Rambut hitam legamnya ikal, jatuh tergerai mencapai pinggangnya. Tatap mata coklat sewarna jatinya tajam, menantang setiap orang yang menatapnya. Kulitnya kuning langsat tanpa noda. Lekuk tubuhnya tanpa cela. Menggoda setiap bibir untuk bersiul dan setiap tangan gatal ingin menjamah. Sayang, Laras bukan ledhek gampangan. Dia tidak mau menyerahkan keperawanannya segampang ledhek lain. Dia menari di atas panggung, di tengah kumpulan pria itu untuk menarikan hidupnya, mengambil setiap apa yang mereka ambil dari kawan-kawannya, rakyatnya. Informasi tentang jumlah ransum, letak gudang makanan, di mana persenjataan disembunyikan, sampai posisi pasukan dan jumlah telik sandi beredar. Bukan untuk menjadi penghangat ranjang para meneer yang menghujaninya dengan hadiah untuk menarik perhatiannya.

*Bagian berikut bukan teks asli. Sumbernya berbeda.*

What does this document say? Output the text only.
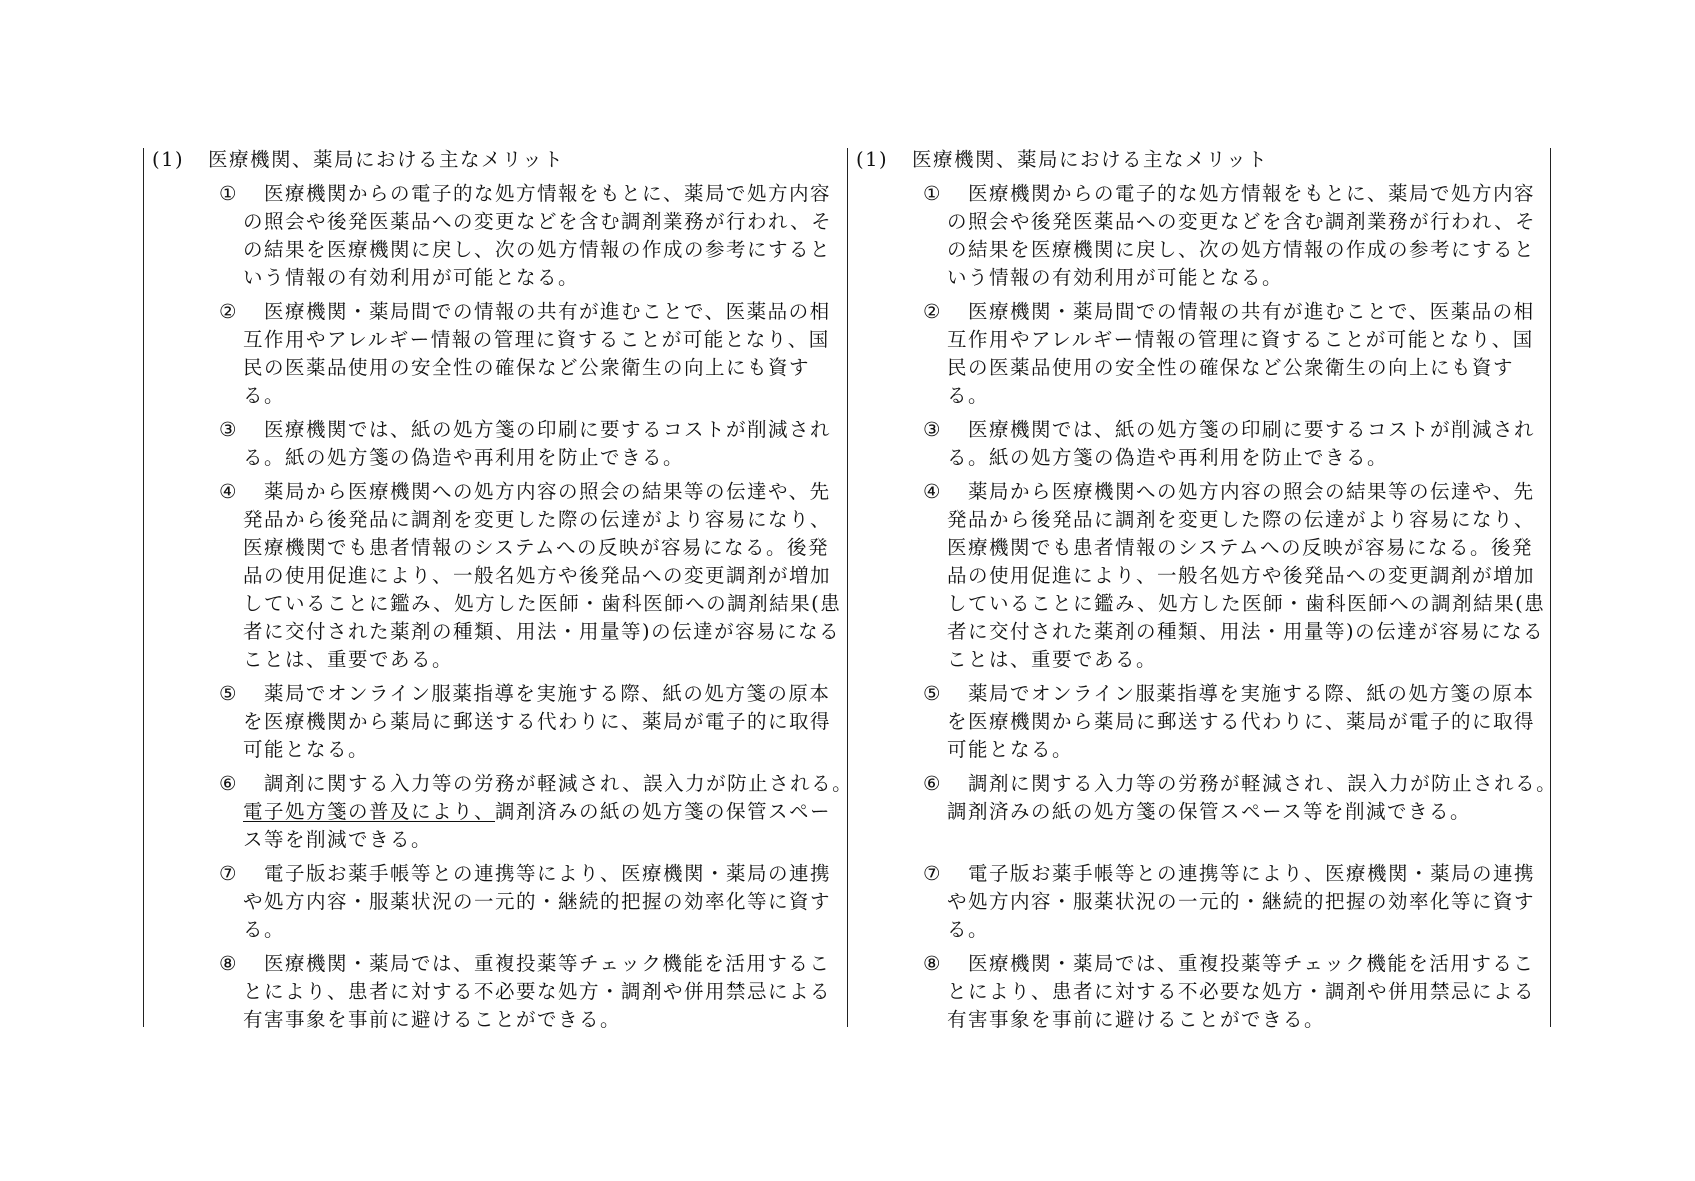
(1) 医療機関、薬局における主なメリット
①	医療機関からの電子的な処方情報をもとに、薬局で処方内容
の照会や後発医薬品への変更などを含む調剤業務が行われ、そ
の結果を医療機関に戻し、次の処方情報の作成の参考にすると
いう情報の有効利用が可能となる。
②	医療機関・薬局間での情報の共有が進むことで、医薬品の相
互作用やアレルギー情報の管理に資することが可能となり、国
民の医薬品使用の安全性の確保など公衆衛生の向上にも資す
る。
③	医療機関では、紙の処方箋の印刷に要するコストが削減され
る。紙の処方箋の偽造や再利用を防止できる。
④	薬局から医療機関への処方内容の照会の結果等の伝達や、先
発品から後発品に調剤を変更した際の伝達がより容易になり、
医療機関でも患者情報のシステムへの反映が容易になる。後発
品の使用促進により、一般名処方や後発品への変更調剤が増加
していることに鑑み、処方した医師・歯科医師への調剤結果(患
者に交付された薬剤の種類、用法・用量等)の伝達が容易になる
ことは、重要である。
⑤	薬局でオンライン服薬指導を実施する際、紙の処方箋の原本
を医療機関から薬局に郵送する代わりに、薬局が電子的に取得
可能となる。
⑥	調剤に関する入力等の労務が軽減され、誤入力が防止される。
電子処方箋の普及により、調剤済みの紙の処方箋の保管スペー
ス等を削減できる。
⑦	電子版お薬手帳等との連携等により、医療機関・薬局の連携
や処方内容・服薬状況の一元的・継続的把握の効率化等に資す
る。
⑧	医療機関・薬局では、重複投薬等チェック機能を活用するこ
とにより、患者に対する不必要な処方・調剤や併用禁忌による
有害事象を事前に避けることができる。
(1) 医療機関、薬局における主なメリット
①	医療機関からの電子的な処方情報をもとに、薬局で処方内容
の照会や後発医薬品への変更などを含む調剤業務が行われ、そ
の結果を医療機関に戻し、次の処方情報の作成の参考にすると
いう情報の有効利用が可能となる。
②	医療機関・薬局間での情報の共有が進むことで、医薬品の相
互作用やアレルギー情報の管理に資することが可能となり、国
民の医薬品使用の安全性の確保など公衆衛生の向上にも資す
る。
③	医療機関では、紙の処方箋の印刷に要するコストが削減され
る。紙の処方箋の偽造や再利用を防止できる。
④	薬局から医療機関への処方内容の照会の結果等の伝達や、先
発品から後発品に調剤を変更した際の伝達がより容易になり、
医療機関でも患者情報のシステムへの反映が容易になる。後発
品の使用促進により、一般名処方や後発品への変更調剤が増加
していることに鑑み、処方した医師・歯科医師への調剤結果(患
者に交付された薬剤の種類、用法・用量等)の伝達が容易になる
ことは、重要である。
⑤	薬局でオンライン服薬指導を実施する際、紙の処方箋の原本
を医療機関から薬局に郵送する代わりに、薬局が電子的に取得
可能となる。
⑥	調剤に関する入力等の労務が軽減され、誤入力が防止される。
調剤済みの紙の処方箋の保管スペース等を削減できる。
⑦	電子版お薬手帳等との連携等により、医療機関・薬局の連携
や処方内容・服薬状況の一元的・継続的把握の効率化等に資す
る。
⑧	医療機関・薬局では、重複投薬等チェック機能を活用するこ
とにより、患者に対する不必要な処方・調剤や併用禁忌による
有害事象を事前に避けることができる。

Samar dendang tembang yang familiar di telinganya membuatnya mendongak dari kegiatannya mengoleskan boreh(7) ke tubuhnya sebagai persiapan pentas nanti malam. Sepertinya Ki Gatot, pengawal yang disiagakan Kanjeng Putri(8) untuk menjaganya, sedang menembang untuk mengusir kebosanan lagi.
.
Poma kaki padha dipuneling.
Ing pitutur ing ong.
Sira uga satriya arane.
Kudu anteng jatmika ing budhi.
Ruruh sarta wasis, samubarangipun...
.
Mijil.
Tembang macapat yang membangkitkan kenangannya.

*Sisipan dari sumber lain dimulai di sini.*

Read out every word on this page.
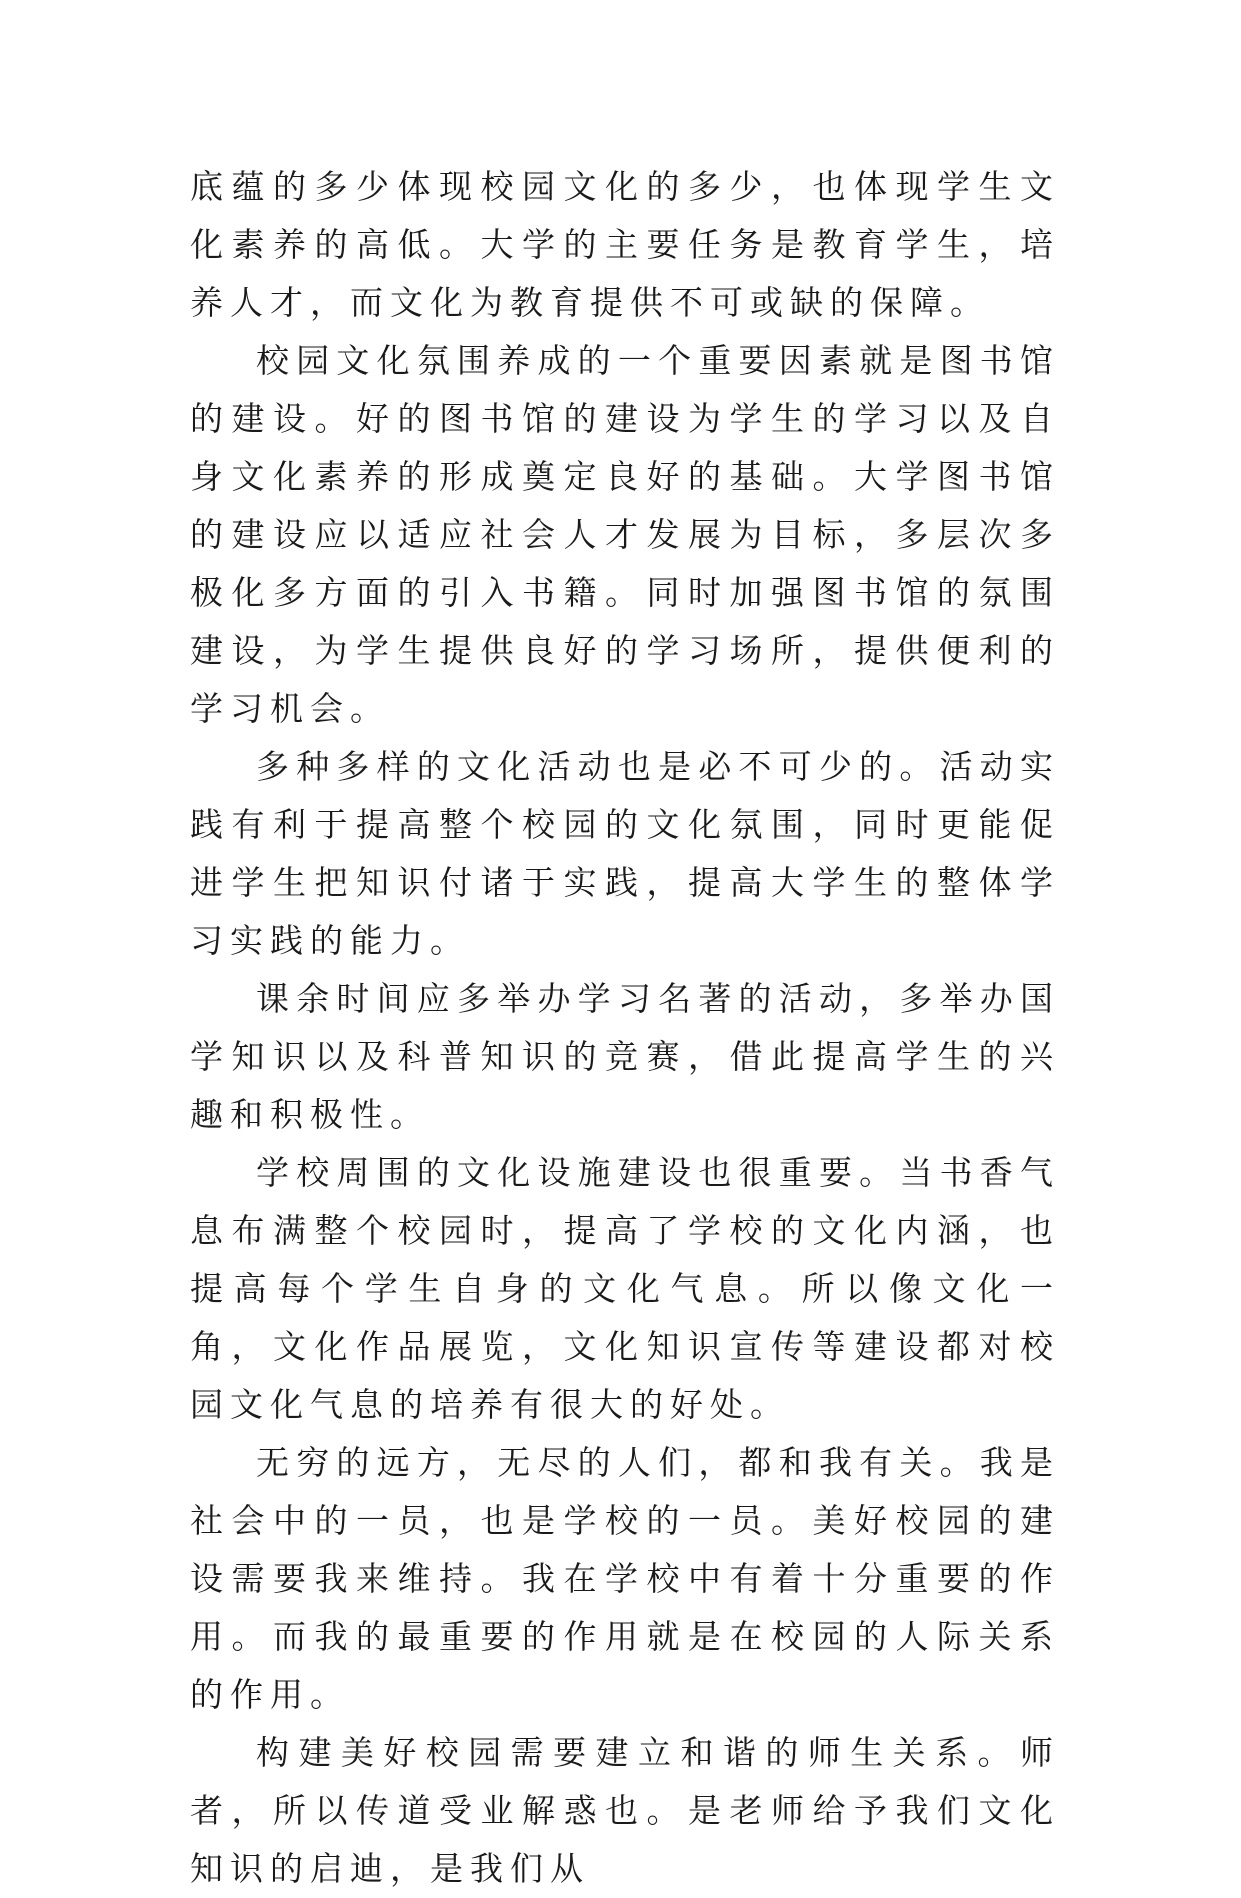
底蕴的多少体现校园文化的多少，也体现学生文化素养的高低。大学的主要任务是教育学生，培养人才，而文化为教育提供不可或缺的保障。

校园文化氛围养成的一个重要因素就是图书馆的建设。好的图书馆的建设为学生的学习以及自身文化素养的形成奠定良好的基础。大学图书馆的建设应以适应社会人才发展为目标，多层次多极化多方面的引入书籍。同时加强图书馆的氛围建设，为学生提供良好的学习场所，提供便利的学习机会。

多种多样的文化活动也是必不可少的。活动实践有利于提高整个校园的文化氛围，同时更能促进学生把知识付诸于实践，提高大学生的整体学习实践的能力。

课余时间应多举办学习名著的活动，多举办国学知识以及科普知识的竞赛，借此提高学生的兴趣和积极性。

学校周围的文化设施建设也很重要。当书香气息布满整个校园时，提高了学校的文化内涵，也提高每个学生自身的文化气息。所以像文化一角，文化作品展览，文化知识宣传等建设都对校园文化气息的培养有很大的好处。

无穷的远方，无尽的人们，都和我有关。我是社会中的一员，也是学校的一员。美好校园的建设需要我来维持。我在学校中有着十分重要的作用。而我的最重要的作用就是在校园的人际关系的作用。

构建美好校园需要建立和谐的师生关系。师者，所以传道受业解惑也。是老师给予我们文化知识的启迪，是我们从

Meletakkan lepek(9) tempatnya mencairkan boreh tadi, Laras mengedarkan pandangan ke pelataran gubuk bambunya.
.
Hujan masih rinai di luar sana
.
.
Seorang pemuda berusia 19 tahun dengan rambut sewarna mentari pagi duduk di beranda rumahnya, memandang ke kejauhan dengan senyum melintas bibirnya. Mata hijaunya melembut saat mendapati sosok seorang gadis kecil, berumur tak lebih dari 8 tahun, dengan kemben jarit kelabunya berlari menembus hujan dengan daun pisang memayungi kepala. Gadis itu berlari ke arahnya dan berhenti tepat di depannya.
"Kenapa hujan-hujanan, Laras?"
"Ndoro(10) Willem!"
Celoteh riang gadis itu mendapati sosoknya membuat sang pemuda tersenyum.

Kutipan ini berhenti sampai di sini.